Za eksport polskiego drewna odpowiadają krajowe firmy, które odsprzedają drewno kupione w Lasach Państwowych. To ich suwerenne decyzje, w które leśnicy nie mogą ingerować. Ten prywatny eksport należy postrzegać jako dowód, że ceny polskiego drewna, nawet obciążone marżą pośredników, potrafią być konkurencyjne dla nabywców z zagranicy.
Jakie są ceny drewna?
Aktualnie (lipiec 2023) średnia cena metra sześciennego drewna sprzedawanego przez Lasy Państwowe wynosi 311 zł. W przypadku wielu sortymentów obserwowane są spadki cen. Za popularny surowiec sosnowy o symbolu S2A (10% całkowitej oferty), służący do wyrobu papieru, płyt, który jesienią ub. roku kosztował ok. 400 zł, w lipcu płacono 234 zł.
Lasy Państwowe prowadzą dialog z przedstawicielami sektora drzewnego.

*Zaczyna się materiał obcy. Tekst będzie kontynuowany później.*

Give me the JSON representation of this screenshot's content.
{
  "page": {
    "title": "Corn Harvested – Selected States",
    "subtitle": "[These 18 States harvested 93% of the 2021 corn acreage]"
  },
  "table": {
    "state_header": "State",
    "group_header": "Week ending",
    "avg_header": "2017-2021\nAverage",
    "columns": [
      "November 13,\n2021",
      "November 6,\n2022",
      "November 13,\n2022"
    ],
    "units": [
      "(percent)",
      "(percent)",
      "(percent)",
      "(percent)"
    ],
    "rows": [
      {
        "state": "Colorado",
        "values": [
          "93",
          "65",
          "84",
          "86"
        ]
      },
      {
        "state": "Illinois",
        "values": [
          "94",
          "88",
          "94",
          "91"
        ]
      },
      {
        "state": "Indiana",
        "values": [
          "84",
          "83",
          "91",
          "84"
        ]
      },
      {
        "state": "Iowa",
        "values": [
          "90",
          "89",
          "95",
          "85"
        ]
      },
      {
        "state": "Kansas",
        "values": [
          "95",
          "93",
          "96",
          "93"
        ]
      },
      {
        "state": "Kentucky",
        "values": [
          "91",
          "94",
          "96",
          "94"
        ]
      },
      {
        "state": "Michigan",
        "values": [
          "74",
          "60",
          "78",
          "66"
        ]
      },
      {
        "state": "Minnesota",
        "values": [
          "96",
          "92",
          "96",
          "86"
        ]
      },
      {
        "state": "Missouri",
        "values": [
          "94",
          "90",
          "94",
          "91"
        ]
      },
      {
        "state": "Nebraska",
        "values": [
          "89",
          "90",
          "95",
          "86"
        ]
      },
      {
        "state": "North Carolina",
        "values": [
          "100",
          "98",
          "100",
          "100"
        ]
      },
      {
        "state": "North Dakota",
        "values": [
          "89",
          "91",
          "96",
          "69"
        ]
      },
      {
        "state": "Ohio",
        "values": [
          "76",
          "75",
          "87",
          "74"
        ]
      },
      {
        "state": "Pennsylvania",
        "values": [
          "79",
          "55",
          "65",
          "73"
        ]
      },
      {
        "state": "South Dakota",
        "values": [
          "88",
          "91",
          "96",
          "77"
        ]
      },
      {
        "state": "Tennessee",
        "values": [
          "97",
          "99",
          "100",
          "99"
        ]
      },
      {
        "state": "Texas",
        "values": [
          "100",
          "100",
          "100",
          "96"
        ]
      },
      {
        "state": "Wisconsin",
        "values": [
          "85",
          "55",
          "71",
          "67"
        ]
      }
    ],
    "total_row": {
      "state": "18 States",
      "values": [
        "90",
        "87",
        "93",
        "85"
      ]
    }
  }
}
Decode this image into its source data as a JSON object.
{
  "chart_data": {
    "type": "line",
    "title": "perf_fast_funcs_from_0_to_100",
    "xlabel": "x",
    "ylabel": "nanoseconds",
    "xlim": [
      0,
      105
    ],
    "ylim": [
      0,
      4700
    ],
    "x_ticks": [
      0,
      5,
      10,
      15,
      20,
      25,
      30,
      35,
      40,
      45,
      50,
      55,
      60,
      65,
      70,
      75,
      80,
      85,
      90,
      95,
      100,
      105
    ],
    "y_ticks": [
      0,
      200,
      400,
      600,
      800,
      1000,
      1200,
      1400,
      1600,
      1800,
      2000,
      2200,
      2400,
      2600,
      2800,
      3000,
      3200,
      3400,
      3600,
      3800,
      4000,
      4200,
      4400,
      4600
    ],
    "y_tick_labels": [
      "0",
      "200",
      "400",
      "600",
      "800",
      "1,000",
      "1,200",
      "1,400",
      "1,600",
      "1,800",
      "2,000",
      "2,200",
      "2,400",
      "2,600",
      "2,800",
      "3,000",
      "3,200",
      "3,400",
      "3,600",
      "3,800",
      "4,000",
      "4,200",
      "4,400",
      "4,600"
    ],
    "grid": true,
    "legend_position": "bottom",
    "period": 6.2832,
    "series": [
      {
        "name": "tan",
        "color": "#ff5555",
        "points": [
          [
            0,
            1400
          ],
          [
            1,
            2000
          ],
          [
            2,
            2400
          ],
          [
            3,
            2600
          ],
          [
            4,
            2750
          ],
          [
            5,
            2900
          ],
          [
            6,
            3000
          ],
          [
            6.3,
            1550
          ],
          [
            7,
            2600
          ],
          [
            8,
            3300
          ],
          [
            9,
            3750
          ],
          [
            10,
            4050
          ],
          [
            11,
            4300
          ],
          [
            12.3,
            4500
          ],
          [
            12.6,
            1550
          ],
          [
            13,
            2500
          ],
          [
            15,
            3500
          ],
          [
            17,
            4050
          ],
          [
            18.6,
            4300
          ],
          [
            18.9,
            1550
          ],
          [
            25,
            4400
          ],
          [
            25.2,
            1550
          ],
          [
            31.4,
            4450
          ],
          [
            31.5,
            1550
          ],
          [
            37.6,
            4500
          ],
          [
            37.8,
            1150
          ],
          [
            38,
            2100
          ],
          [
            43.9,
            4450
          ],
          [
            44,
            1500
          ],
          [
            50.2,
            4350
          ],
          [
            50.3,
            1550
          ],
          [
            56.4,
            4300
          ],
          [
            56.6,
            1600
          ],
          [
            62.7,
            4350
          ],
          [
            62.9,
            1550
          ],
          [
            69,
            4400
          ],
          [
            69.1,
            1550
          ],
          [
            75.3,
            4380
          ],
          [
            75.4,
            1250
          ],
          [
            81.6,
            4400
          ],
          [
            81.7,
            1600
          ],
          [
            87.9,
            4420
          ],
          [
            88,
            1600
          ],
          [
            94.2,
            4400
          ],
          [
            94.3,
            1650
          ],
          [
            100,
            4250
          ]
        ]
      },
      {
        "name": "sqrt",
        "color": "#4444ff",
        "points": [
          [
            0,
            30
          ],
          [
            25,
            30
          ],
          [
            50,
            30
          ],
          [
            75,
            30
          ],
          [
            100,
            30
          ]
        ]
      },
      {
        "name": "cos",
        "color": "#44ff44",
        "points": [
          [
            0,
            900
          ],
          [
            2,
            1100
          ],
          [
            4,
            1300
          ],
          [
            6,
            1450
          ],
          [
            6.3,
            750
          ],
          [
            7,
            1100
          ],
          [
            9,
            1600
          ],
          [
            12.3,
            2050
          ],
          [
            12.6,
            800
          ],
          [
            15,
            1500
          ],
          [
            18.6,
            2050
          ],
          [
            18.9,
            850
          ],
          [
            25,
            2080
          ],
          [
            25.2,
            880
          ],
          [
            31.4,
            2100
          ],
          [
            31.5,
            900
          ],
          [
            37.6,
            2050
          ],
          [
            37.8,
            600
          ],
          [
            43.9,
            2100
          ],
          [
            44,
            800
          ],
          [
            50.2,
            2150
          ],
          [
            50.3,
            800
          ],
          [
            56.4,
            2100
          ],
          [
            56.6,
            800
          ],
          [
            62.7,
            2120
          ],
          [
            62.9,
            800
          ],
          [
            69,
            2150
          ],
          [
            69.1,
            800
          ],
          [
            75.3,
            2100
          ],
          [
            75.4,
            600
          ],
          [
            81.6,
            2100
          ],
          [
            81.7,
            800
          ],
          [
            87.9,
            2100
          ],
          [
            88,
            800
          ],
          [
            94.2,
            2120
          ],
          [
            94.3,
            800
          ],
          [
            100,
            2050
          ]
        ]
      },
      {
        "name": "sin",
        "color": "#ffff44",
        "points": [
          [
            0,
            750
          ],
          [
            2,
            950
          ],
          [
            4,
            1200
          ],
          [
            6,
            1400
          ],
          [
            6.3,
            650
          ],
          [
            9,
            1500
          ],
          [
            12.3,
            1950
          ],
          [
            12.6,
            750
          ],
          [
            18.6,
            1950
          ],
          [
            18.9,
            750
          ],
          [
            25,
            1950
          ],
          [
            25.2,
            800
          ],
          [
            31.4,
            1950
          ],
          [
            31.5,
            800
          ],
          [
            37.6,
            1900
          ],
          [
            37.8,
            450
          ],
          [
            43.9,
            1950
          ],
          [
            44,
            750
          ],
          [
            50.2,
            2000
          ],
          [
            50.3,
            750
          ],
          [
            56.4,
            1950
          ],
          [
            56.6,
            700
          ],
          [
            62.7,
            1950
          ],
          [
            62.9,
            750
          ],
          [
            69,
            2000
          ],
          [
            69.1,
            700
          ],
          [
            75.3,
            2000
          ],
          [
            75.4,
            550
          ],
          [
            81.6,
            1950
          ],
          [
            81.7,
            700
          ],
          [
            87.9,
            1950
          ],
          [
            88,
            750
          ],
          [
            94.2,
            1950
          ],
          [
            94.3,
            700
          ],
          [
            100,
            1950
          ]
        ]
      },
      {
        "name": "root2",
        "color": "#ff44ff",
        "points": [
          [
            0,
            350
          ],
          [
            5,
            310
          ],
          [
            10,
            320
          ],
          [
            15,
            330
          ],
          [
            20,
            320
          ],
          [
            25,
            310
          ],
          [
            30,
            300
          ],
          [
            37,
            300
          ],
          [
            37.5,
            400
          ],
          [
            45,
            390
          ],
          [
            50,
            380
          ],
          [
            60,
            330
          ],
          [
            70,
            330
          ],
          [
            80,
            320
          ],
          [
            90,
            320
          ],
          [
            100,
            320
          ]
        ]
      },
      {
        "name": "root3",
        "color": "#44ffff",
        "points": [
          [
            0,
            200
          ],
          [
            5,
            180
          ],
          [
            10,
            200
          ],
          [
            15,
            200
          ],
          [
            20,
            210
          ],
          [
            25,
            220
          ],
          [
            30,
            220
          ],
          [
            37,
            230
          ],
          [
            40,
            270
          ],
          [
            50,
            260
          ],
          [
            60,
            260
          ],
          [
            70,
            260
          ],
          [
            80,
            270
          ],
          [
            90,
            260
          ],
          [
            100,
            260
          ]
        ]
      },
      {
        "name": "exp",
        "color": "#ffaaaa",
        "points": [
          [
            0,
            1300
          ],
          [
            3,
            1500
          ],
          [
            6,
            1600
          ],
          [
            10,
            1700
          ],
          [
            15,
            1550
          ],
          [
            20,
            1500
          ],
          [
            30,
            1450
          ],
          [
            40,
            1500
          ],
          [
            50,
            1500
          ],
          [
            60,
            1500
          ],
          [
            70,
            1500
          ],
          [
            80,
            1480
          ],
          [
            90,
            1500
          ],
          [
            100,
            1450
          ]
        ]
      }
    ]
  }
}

W ciągu ostatniego roku odbyło się ponad 30 spotkań. Najbliższe, w obecność przedstawicieli resortów klimatu i środowiska oraz rozwoju, będzie miało miejsce w przyszły czwartek.
Polskie lasy są bezpieczne. Rośnie ich powierzchnia i zasobność. Polskie przepisy gwarantują ich trwałość. Polskie lasy są też certyfikowane. Wszystkie 17 regionalnych dyrekcji Lasów Państwowych posiada certyfikat w systemie PEFC. To najpowszechniejszy system na świecie.
- Działania leśników nie są nastawione na maksymalizację zysków. Przede wszystkim zależy nam na zbilansowaniu kosztów prowadzenia zadań nałożonych na nas przez polskie prawo. To prowadzenie gospodarki leśnej, udostępnianie lasów i ich ochrona. Faktyczne koszty bezpośrednie ochrony polskich lasów to ok. 500 mln zł. Jeśli doliczyć wyższe koszty proprzyrodniczych metod gospodarowania i koszty pracy – ta kwota urośnie kilkukrotnie - podkreślają Lasy Państwowe.